The cartridges I tested — including 11 from ModRetro itself.
The pre-release carts that ModRetro sent me besides had a couple issues that are hopefully getting ironed out: I mysteriously lost my full save in In The Dark 2, and Traumatarium Penitent was missing a key bugfix the developer made almost a year ago. Toki Tori besides booted into a full screen glitch the first fewer times I started it up, but it seems to be working now.
Even erstwhile people love the thought of revisiting the Game Boy and supporting retro game development, I fishy most will see a $200 handheld that makes you individually swap pricy cartridges as a luxury they can’t afford — not erstwhile all iPhone and a mountain of Chinese emulator handhelds can play the same games, ones they can (illicitly) download for free.
And if you find the Analogue Pocket isn’t vintage adequate for your tastes, you could always do what I just did and add a modern backlit screen to your genuine Nintendo Game Boy. It won’t be pixel-perfect, but it might be good adequate for me:
This is 1 of the more hard reviews I’ve always had to write, due to the fact that I have no qualms recommending the ModRetro Chromatic on the strength of its hardware, which justifies its $200 price. It feels more like the Game Boy I remember than many of Nintendo’s actual handhelds erstwhile I choice them up today.
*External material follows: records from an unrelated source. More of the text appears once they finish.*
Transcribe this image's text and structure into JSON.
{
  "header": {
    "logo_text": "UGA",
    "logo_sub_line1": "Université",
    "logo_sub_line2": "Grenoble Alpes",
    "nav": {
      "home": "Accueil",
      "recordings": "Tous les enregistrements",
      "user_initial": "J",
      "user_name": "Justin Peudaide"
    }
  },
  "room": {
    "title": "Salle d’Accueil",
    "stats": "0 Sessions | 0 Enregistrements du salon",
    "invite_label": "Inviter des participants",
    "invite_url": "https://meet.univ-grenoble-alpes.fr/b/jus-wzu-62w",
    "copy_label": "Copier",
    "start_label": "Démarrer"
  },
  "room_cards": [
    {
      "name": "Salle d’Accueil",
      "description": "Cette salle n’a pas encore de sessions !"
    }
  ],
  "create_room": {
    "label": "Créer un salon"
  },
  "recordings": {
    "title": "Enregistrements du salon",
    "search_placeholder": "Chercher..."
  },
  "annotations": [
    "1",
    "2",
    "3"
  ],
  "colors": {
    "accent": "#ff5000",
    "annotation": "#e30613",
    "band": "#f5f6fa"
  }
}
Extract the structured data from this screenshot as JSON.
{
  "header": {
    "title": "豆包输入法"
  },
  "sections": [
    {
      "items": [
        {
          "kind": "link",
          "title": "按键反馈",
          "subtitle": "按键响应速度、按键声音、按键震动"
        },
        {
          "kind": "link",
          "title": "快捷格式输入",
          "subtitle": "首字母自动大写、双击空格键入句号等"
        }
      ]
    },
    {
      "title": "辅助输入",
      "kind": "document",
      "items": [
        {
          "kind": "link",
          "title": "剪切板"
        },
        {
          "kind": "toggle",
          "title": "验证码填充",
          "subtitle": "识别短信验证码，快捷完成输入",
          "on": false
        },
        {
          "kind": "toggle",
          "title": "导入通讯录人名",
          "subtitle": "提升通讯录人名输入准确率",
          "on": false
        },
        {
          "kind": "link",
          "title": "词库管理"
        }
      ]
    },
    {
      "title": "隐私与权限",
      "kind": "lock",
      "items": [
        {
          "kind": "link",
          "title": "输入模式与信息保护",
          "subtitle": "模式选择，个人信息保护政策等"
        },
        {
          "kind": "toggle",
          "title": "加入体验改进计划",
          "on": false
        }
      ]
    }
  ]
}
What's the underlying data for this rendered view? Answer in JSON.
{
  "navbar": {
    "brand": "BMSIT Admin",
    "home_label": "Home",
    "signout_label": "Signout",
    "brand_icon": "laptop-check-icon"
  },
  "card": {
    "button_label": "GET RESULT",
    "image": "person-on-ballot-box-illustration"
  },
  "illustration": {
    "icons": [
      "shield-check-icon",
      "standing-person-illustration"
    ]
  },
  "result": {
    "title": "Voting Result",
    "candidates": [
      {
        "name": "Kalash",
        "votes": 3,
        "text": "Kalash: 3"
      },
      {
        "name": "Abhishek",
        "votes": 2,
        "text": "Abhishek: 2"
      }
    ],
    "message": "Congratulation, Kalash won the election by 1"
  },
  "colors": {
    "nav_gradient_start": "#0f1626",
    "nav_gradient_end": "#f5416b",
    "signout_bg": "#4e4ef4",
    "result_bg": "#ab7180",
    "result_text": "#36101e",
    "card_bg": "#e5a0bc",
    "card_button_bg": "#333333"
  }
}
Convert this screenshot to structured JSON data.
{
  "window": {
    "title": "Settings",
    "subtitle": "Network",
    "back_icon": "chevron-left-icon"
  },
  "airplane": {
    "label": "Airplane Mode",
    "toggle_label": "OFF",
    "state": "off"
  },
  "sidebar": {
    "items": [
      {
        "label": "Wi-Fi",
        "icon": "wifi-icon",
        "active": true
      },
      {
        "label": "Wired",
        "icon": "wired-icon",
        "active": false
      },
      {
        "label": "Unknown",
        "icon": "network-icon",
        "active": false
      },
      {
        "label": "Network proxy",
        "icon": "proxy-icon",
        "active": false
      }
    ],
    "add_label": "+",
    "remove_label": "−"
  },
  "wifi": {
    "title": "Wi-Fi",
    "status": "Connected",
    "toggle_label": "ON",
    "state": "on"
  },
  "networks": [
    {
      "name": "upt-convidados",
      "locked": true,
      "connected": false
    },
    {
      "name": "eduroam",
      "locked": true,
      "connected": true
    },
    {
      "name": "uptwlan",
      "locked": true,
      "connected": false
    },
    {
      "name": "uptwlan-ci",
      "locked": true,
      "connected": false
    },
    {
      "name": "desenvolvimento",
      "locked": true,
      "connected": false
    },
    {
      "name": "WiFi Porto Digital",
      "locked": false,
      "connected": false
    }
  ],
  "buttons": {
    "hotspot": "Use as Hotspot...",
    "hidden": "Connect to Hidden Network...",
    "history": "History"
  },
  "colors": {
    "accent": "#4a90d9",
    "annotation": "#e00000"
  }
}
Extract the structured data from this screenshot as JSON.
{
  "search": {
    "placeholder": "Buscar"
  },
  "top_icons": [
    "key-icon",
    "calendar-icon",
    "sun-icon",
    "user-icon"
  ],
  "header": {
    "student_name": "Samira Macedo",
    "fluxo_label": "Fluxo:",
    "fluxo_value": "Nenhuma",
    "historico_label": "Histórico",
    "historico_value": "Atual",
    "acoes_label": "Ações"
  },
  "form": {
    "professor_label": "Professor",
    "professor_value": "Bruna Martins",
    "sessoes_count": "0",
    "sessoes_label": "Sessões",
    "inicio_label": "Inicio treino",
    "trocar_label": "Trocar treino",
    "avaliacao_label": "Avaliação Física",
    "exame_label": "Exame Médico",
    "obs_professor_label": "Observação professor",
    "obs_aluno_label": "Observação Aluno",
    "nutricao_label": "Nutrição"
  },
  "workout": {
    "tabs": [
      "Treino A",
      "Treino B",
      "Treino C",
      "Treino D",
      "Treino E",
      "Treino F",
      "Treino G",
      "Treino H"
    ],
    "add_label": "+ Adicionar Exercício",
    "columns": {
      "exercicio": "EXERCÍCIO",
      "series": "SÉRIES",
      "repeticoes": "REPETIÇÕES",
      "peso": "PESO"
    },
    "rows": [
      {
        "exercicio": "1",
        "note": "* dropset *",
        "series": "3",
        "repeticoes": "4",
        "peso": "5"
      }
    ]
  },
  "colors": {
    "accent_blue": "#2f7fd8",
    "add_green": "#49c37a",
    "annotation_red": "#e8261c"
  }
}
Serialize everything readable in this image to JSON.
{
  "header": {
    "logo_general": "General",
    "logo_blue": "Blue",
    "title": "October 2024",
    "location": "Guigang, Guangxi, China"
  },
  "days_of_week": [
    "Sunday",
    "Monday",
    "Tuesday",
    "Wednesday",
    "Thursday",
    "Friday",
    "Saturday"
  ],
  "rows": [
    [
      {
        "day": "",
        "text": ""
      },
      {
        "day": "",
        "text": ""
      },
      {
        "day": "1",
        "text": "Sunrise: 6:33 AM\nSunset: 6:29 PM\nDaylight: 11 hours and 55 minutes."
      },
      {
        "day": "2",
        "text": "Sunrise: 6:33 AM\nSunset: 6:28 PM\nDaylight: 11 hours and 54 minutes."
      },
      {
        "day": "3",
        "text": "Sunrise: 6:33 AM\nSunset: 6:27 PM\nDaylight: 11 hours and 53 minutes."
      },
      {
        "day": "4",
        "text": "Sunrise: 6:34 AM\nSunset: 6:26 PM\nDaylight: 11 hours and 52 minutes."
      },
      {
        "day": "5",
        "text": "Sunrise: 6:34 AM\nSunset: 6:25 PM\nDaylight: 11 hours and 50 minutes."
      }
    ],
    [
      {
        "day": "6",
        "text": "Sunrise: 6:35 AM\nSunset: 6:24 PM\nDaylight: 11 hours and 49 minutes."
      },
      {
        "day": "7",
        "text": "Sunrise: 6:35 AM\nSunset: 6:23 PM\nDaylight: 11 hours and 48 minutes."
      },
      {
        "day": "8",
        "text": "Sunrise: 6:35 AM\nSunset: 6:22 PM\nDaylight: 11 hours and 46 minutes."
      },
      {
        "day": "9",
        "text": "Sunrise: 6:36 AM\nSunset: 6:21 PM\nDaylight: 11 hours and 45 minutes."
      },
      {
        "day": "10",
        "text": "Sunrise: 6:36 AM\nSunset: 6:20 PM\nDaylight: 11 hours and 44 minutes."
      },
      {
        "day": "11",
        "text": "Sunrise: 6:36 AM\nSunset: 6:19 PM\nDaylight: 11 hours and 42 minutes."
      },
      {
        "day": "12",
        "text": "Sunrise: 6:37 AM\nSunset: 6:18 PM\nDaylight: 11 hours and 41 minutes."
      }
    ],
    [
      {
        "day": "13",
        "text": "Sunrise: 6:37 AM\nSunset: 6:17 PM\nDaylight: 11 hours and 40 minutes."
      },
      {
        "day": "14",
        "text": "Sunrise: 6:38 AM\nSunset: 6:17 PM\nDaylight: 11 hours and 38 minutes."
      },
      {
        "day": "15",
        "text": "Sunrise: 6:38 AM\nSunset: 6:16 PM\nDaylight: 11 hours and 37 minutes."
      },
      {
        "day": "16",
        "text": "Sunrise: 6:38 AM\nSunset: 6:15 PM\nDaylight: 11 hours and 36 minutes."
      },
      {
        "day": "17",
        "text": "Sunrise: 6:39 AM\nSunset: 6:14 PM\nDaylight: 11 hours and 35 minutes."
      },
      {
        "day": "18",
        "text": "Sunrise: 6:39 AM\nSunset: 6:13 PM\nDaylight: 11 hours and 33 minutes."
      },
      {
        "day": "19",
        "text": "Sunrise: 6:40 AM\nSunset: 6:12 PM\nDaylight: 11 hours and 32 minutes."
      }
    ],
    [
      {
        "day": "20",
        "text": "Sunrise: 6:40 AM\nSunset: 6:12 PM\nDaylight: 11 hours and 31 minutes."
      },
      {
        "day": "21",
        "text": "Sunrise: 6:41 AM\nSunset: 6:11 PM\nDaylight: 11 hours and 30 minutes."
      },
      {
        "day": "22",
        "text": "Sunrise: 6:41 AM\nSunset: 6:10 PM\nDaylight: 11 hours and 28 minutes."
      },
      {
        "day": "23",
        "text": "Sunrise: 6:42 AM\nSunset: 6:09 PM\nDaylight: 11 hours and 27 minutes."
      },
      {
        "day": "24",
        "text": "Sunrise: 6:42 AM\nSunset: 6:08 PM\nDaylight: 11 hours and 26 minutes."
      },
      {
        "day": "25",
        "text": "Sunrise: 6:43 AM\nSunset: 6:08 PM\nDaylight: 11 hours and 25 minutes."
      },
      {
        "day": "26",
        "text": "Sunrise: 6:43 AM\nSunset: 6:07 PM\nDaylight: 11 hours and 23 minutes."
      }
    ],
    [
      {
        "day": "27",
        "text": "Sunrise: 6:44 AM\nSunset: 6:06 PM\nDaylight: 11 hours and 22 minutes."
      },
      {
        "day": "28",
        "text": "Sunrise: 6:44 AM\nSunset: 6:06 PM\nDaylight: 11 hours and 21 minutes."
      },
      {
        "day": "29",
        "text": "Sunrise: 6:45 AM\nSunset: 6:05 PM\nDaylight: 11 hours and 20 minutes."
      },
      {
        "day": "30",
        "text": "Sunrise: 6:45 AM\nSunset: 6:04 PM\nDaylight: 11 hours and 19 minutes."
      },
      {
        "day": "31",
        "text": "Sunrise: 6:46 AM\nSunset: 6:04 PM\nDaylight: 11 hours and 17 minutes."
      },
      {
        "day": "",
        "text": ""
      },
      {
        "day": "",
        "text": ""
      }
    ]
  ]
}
But like the Tesla Cybertruck, it’s besides very much the product of 1 individual in particular, a individual who stands for other things that might clash with your ideals, and it could wind up being a symbol that you don’t terribly head any of that, even if you actually do.
Luckey recently told a Pepperdine University audience that it’s not a bad thing to celebrate the power of weapons, saying that “societies have always needed a warrior class that is enthused and excited about enacting force on others in pursuit of good aims,” and that “you request people like me who are sick in that way and who don’t lose any sleep making tools of violence.” He explained that his company is named Anduril after Aragorn’s sword in The Lord of the Rings partially due to the fact that that sword was “inherently good,” and “wielded only by the kingdom of man against the hordes of Mordor.”
Real life contains no inherently good drones or inherently good missiles. And 2 major throughlines of Tolkien’s work are that war is hideous and that power inevitably corrupts. The joy I find playing with fake swords in the ModRetro Chromatic is now weirdly intertwined with a general fear: that Anduril’s real weapons might be misused. I won’t propose that niche $200 Game Boys are actually funding those weapons in any meaningful way, but these inactive aren’t emotions I associate with my childhood Nintendo experience.
That means the Chromatic isn’t the eventual Game Boy, even if it has the best build quality and the best screen. There’s inactive area for a better pair of rose-tinted glasses than the ones Luckey has paid to create.